In 1948, the Arab armies of Egypt, Lebanon, Syria, Jordan, and Iraq attacked Israel. At war’s end the following year, the city of Jerusalem became divided with the Jordanians occupying the Old City including the Temple Mount. After the Jordanians evicted all of the Jewish inhabitants, they banned any Jew from coming into the Old City and visiting the Western Wall and the Temple Mount.
During that war, in December 1948, the United Nations Resolution 194 again called for the “Holy Basin” to be under international jurisdiction and that all holy sites should be given free access, with a carve-out for historical practices of discrimination:
- “Resolves that the Holy Places – including Nazareth – religious buildings and sites in Palestine should be protected and free access to them assured, in accordance with existing rights and historical practice”
- Resolves that, in view of its association with three world religions, the Jerusalem area, including the present municipality of Jerusalem plus the surrounding villages and towns, the most eastern of which shall be Abu Dis; the most southern, Bethlehem; the most western, Ein Karim (including also the built-up area of Motsa); and the most northern, Shu’fat, should be accorded special and separate treatment from the rest of Palestine and should be placed under effective United Nations control”
In 1967, in response to a preemptive Israeli attack on Egypt and Syria, Jordanian (and Palestinian) forces attacked Israel. The Israelis took the Old City of Jerusalem including the Temple Mount, but handed administrative control of the Mount to the Jordanian Waqf. The plaza in front of the Western Wall was expanded to enable thousands of Jews to pray at the site. Israel enshrined the protections of Holy Places in its Basic Laws in June 1967:
- “The Holy Places shall be protected from desecration and any other violation and from anything likely to violate the freedom of access of the members of the different religions to the places sacred to them or their feelings with regard to those places.”
- “Whosoever does anything likely to violate the freedom of access of the members of the different religions to the places sacred to them or their feelings with regard to those places shall be liable to imprisonment for a term of five years.”
Israel opened up the Temple Mount for non-Muslim visitors during specified visiting hours. However, non-Muslims were still prohibited from praying on the Mount according to the wishes of the Jordanian Waqf.
Many Israelis were not happy with maintaining the discriminatory policy and lobbied the Israeli government to make changes. One such activist, Yehuda Glick, was shot repeatedly by two Palestinians for those efforts in October 2014.
In response to the shooting of Glick and the killing of the two Palestinian Arabs who shot him, the United Nations Secretary General Ban Ki Moon discussed his displeasure with Israelis on the Temple Mount:
- “As you mentioned this holy site in Jerusalem and as I also said this morning, I am deeply concerned by repeated provocations at the holy sites in Jerusalem. These only inflame tensions and must stop.”
- On November 24, 2014: “Incitement and provocative acts related to the holy sites are fanning the flames of conflict far beyond the holy city.”

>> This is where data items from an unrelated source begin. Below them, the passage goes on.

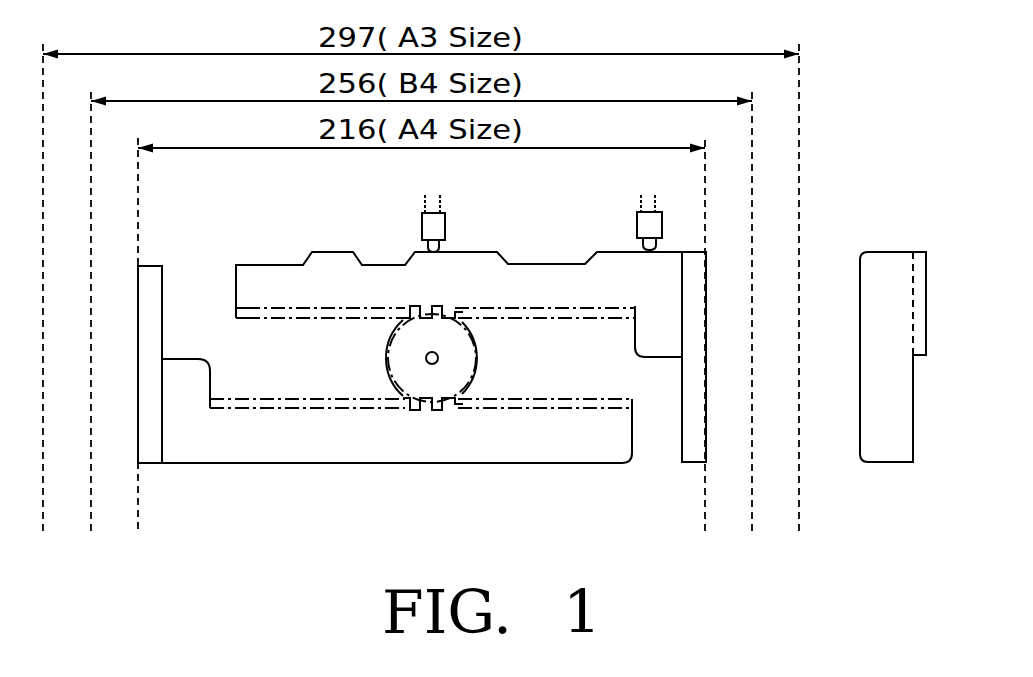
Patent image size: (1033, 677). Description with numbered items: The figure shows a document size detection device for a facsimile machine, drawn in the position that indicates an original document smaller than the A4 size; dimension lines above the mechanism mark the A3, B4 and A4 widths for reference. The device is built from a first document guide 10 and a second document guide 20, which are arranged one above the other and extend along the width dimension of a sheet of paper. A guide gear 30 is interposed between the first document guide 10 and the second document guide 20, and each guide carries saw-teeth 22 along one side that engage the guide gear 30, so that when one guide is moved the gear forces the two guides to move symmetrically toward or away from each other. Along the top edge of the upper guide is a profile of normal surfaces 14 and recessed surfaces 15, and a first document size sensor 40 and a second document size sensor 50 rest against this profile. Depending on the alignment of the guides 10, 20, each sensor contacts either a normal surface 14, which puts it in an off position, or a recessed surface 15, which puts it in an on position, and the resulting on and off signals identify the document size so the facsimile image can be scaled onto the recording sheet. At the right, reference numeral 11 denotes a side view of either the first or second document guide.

The first document guide 10 is at (333, 262).
The side view of document guide 11 is at (897, 253).
The normal surface 14 is at (344, 251).
The recessed surface 15 is at (259, 265).
The second document guide 20 is at (537, 453).
The saw-teeth 22 is at (447, 310).
The guide gear 30 is at (397, 355).
The first document size sensor 40 is at (450, 205).
The second document size sensor 50 is at (674, 208).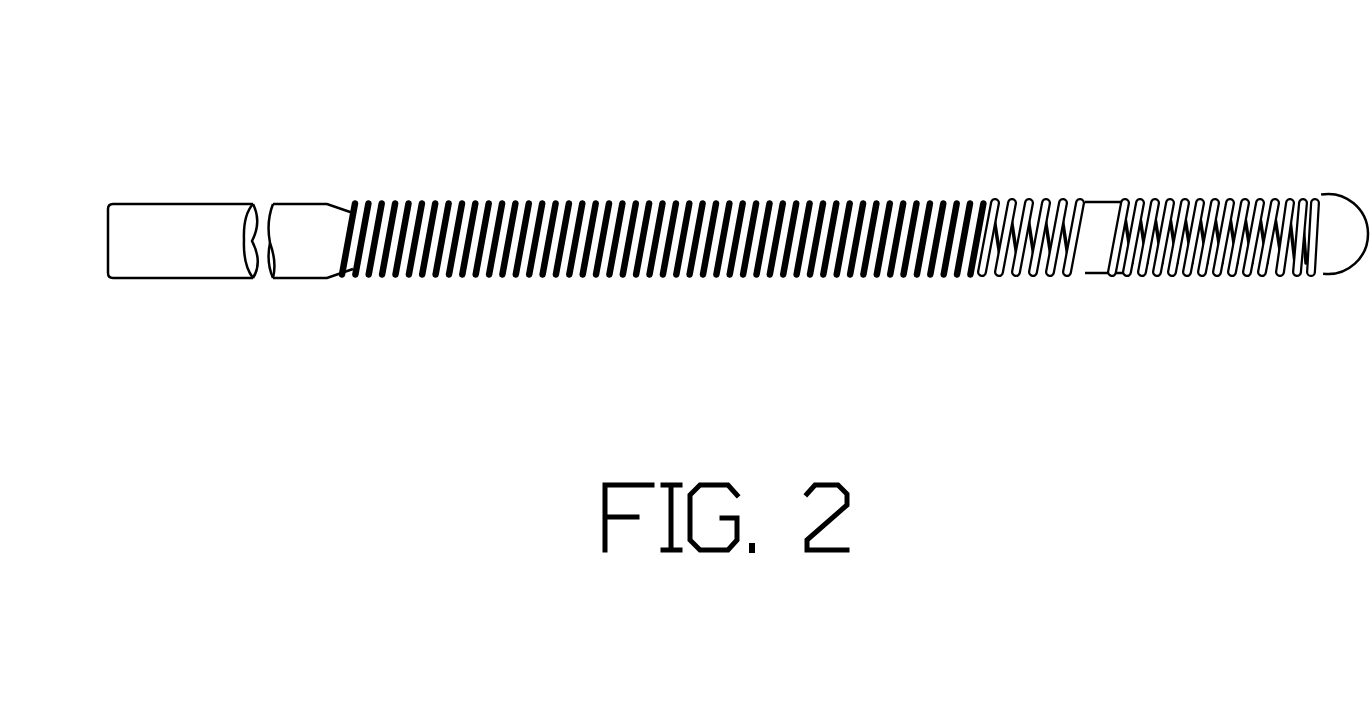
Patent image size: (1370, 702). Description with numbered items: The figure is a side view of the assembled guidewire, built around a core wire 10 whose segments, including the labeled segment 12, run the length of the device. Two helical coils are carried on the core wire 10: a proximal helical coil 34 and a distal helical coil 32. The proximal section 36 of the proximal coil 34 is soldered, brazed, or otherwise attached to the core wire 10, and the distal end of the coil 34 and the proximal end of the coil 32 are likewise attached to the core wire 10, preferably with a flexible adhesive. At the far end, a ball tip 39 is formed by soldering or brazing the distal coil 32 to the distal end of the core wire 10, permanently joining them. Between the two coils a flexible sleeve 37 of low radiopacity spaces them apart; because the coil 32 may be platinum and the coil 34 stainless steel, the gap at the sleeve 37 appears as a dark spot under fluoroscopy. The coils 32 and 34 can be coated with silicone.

The core wire 10 is at (237, 160).
The core wire 12 is at (257, 345).
The distal helical coil 32 is at (1297, 77).
The proximal helical coil 34 is at (687, 93).
The proximal section of proximal coil 36 is at (402, 132).
The sleeve 37 is at (1127, 107).
The ball tip 39 is at (1345, 247).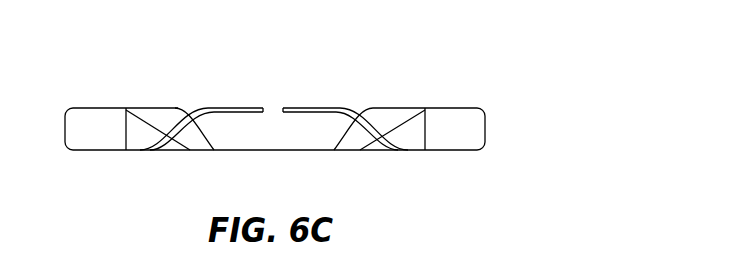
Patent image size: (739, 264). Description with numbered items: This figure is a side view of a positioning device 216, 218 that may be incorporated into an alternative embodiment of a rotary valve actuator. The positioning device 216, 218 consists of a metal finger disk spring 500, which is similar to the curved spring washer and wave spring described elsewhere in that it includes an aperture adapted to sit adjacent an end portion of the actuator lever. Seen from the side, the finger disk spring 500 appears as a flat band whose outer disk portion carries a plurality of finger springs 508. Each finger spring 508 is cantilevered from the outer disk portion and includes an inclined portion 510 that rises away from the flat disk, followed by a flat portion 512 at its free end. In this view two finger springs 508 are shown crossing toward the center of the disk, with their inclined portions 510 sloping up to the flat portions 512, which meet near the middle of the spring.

While the United Nations claims to care about keeping the universal access and rights to people of all faiths, it condemns the only party – Israel – which practices those values and even enshrines those values into the Basic Laws of the country. Further, the U.N. ignores the actions of the Arabs which deliberately have erased the Jewish character and rights of Jews to pray at their holiest sites.